Fuentes: www.eco-sitio.com.ar

La incidencia del ser humano sobre su entorno no es un proceso nuevo. Consideraciones termodinámicas explican que no hay otra forma de construir nuestro orden físico que no sea desordenando nuestro alrededor. Cultivos, ciudades, unidades productivas o vías de comunicación han supuesto intervenciones en el medio de los que, en su momento, se derivó un […]

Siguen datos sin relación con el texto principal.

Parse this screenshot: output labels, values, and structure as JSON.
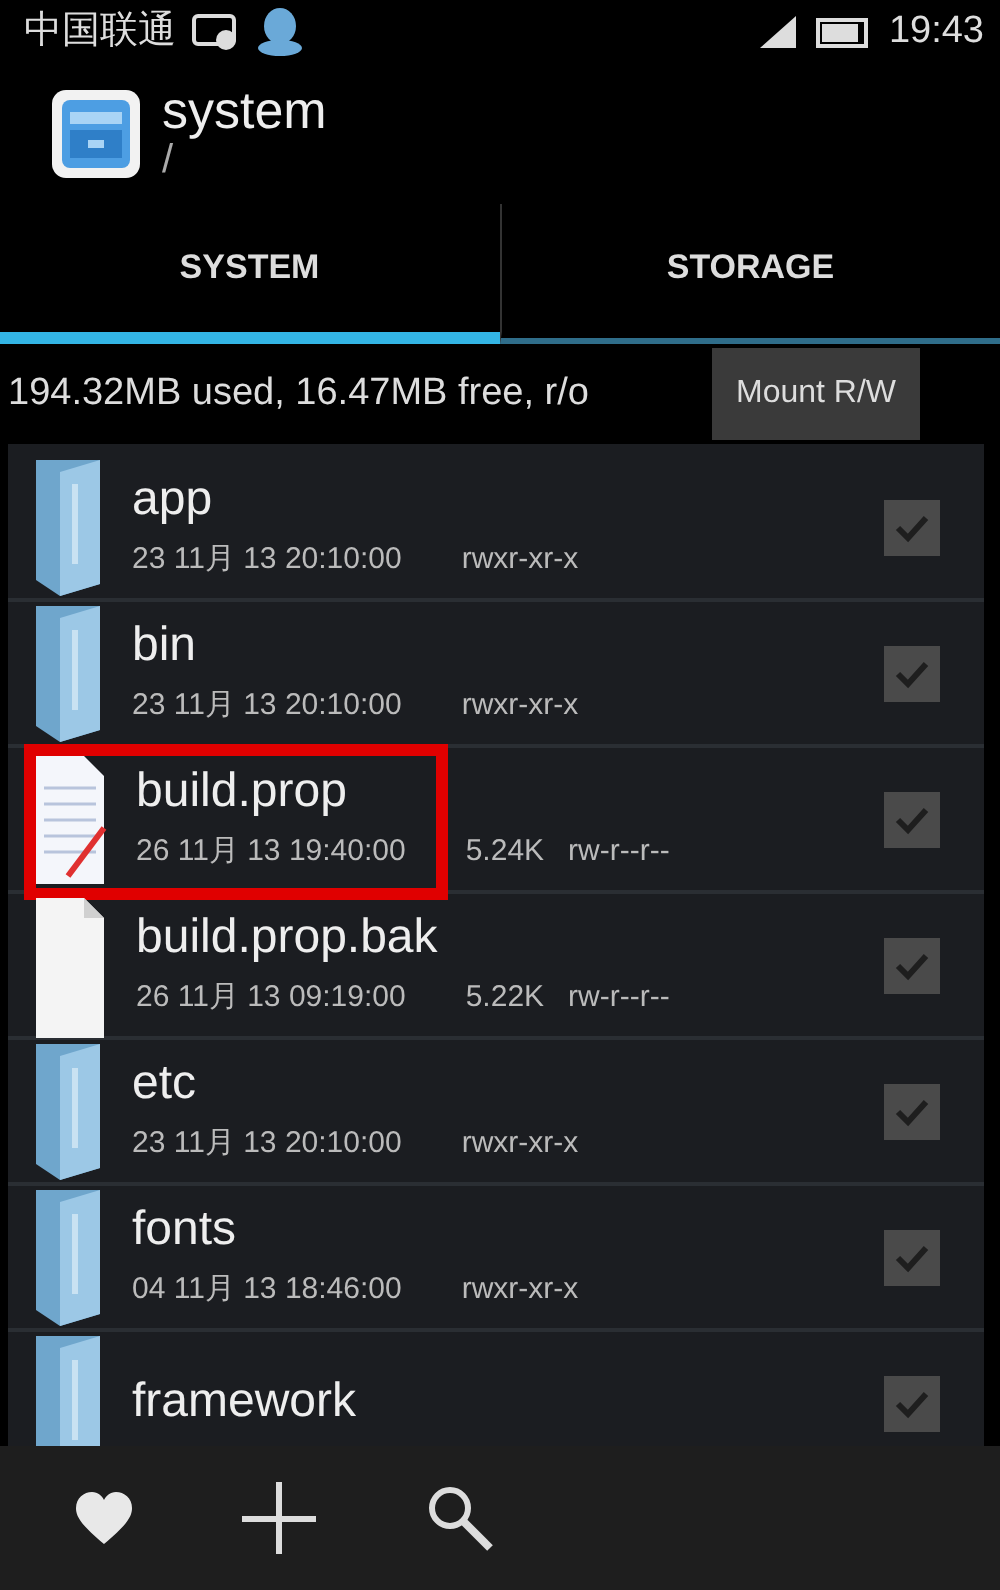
{
  "status_bar": {
    "carrier": "中国联通",
    "time": "19:43"
  },
  "header": {
    "title": "system",
    "path": "/"
  },
  "tabs": [
    {
      "label": "SYSTEM",
      "selected": true
    },
    {
      "label": "STORAGE",
      "selected": false
    }
  ],
  "info_bar": {
    "text": "194.32MB used, 16.47MB free, r/o",
    "button": "Mount R/W"
  },
  "files": [
    {
      "kind": "folder",
      "name": "app",
      "date": "23 11月 13 20:10:00",
      "perms": "rwxr-xr-x",
      "checked": true,
      "highlighted": false
    },
    {
      "kind": "folder",
      "name": "bin",
      "date": "23 11月 13 20:10:00",
      "perms": "rwxr-xr-x",
      "checked": true,
      "highlighted": false
    },
    {
      "kind": "text-file",
      "name": "build.prop",
      "date": "26 11月 13 19:40:00",
      "size": "5.24K",
      "perms": "rw-r--r--",
      "checked": true,
      "highlighted": true
    },
    {
      "kind": "file",
      "name": "build.prop.bak",
      "date": "26 11月 13 09:19:00",
      "size": "5.22K",
      "perms": "rw-r--r--",
      "checked": true,
      "highlighted": false
    },
    {
      "kind": "folder",
      "name": "etc",
      "date": "23 11月 13 20:10:00",
      "perms": "rwxr-xr-x",
      "checked": true,
      "highlighted": false
    },
    {
      "kind": "folder",
      "name": "fonts",
      "date": "04 11月 13 18:46:00",
      "perms": "rwxr-xr-x",
      "checked": true,
      "highlighted": false
    },
    {
      "kind": "folder",
      "name": "framework",
      "checked": true,
      "highlighted": false
    }
  ]
}
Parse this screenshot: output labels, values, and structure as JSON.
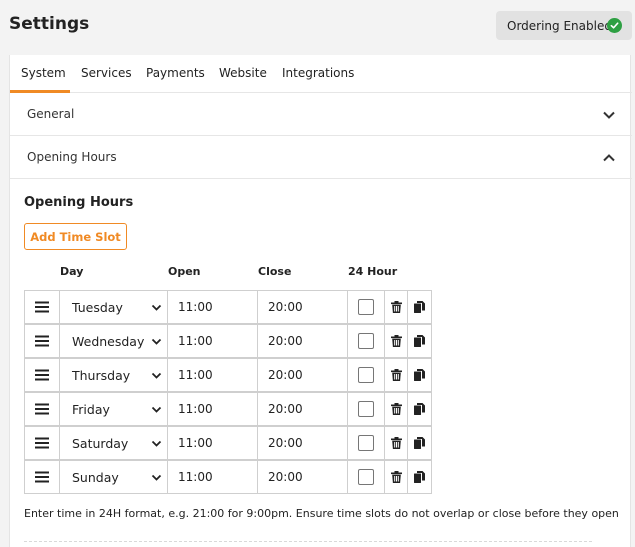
{
  "header": {
    "title": "Settings",
    "status_label": "Ordering Enabled",
    "status_color": "#2ea043"
  },
  "tabs": [
    {
      "label": "System",
      "active": true
    },
    {
      "label": "Services",
      "active": false
    },
    {
      "label": "Payments",
      "active": false
    },
    {
      "label": "Website",
      "active": false
    },
    {
      "label": "Integrations",
      "active": false
    }
  ],
  "accordions": [
    {
      "label": "General",
      "expanded": false
    },
    {
      "label": "Opening Hours",
      "expanded": true
    }
  ],
  "opening_hours": {
    "title": "Opening Hours",
    "add_button": "Add Time Slot",
    "columns": {
      "day": "Day",
      "open": "Open",
      "close": "Close",
      "h24": "24 Hour"
    },
    "rows": [
      {
        "day": "Tuesday",
        "open": "11:00",
        "close": "20:00",
        "h24": false
      },
      {
        "day": "Wednesday",
        "open": "11:00",
        "close": "20:00",
        "h24": false
      },
      {
        "day": "Thursday",
        "open": "11:00",
        "close": "20:00",
        "h24": false
      },
      {
        "day": "Friday",
        "open": "11:00",
        "close": "20:00",
        "h24": false
      },
      {
        "day": "Saturday",
        "open": "11:00",
        "close": "20:00",
        "h24": false
      },
      {
        "day": "Sunday",
        "open": "11:00",
        "close": "20:00",
        "h24": false
      }
    ],
    "hint": "Enter time in 24H format, e.g. 21:00 for 9:00pm. Ensure time slots do not overlap or close before they open"
  },
  "colors": {
    "accent": "#f08a24"
  },
  "icons": {
    "drag": "drag-handle-icon",
    "delete": "trash-icon",
    "copy": "copy-icon",
    "status": "check-circle-icon",
    "expand": "chevron-down-icon",
    "collapse": "chevron-up-icon"
  }
}
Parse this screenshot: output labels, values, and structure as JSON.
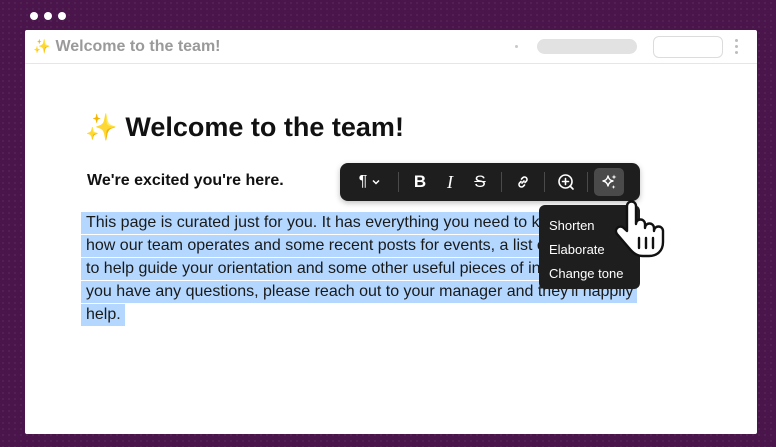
{
  "window": {
    "tab_title": "Welcome to the team!"
  },
  "document": {
    "heading": "Welcome to the team!",
    "subheading": "We're excited you're here.",
    "paragraph": "This page is curated just for you. It has everything you need to know about how our team operates and some recent posts for events, a list of resources to help guide your orientation and some other useful pieces of information. If you have any questions, please reach out to your manager and they'll happily help."
  },
  "toolbar": {
    "items": [
      {
        "name": "paragraph-style",
        "icon": "pilcrow-icon",
        "label": "¶"
      },
      {
        "name": "bold",
        "icon": "bold-icon",
        "label": "B"
      },
      {
        "name": "italic",
        "icon": "italic-icon",
        "label": "I"
      },
      {
        "name": "strikethrough",
        "icon": "strikethrough-icon",
        "label": "S"
      },
      {
        "name": "link",
        "icon": "link-icon"
      },
      {
        "name": "add-comment",
        "icon": "comment-plus-icon"
      },
      {
        "name": "ai-assist",
        "icon": "sparkle-icon"
      }
    ]
  },
  "ai_menu": {
    "items": [
      "Shorten",
      "Elaborate",
      "Change tone"
    ]
  },
  "colors": {
    "background": "#4a154b",
    "selection": "#b3d7ff",
    "toolbar": "#1e1e1e",
    "sparkle": "#e8b84a"
  }
}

La incidencia del ser humano sobre su entorno no es un proceso nuevo. Consideraciones termodinámicas explican que no hay otra forma de construir nuestro orden físico que no sea desordenando nuestro alrededor. Cultivos, ciudades, unidades productivas o vías de comunicación han supuesto intervenciones en el medio de los que, en su momento, se derivó un daño asociado. Y si bien desde la elaboración de los primeros instrumentos y el uso del fuego se están produciendo impactos en el medio, durante muchos siglos lo han sido a tan pequeña escala que aquél pudo perfectamente dispersarlos e integrarlos en sus propios ciclos. Eso no excluyó que cuando el ser humano acometió actuaciones de mayor envergadura, los impactos se multiplicaran llegando a causar daños, en algunos casos, irreversibles, como ocurrió con las grandes trampas para cazar mamíferos, las Pirámides de Egipto o las talas masivas de árboles para la construcción de armadas.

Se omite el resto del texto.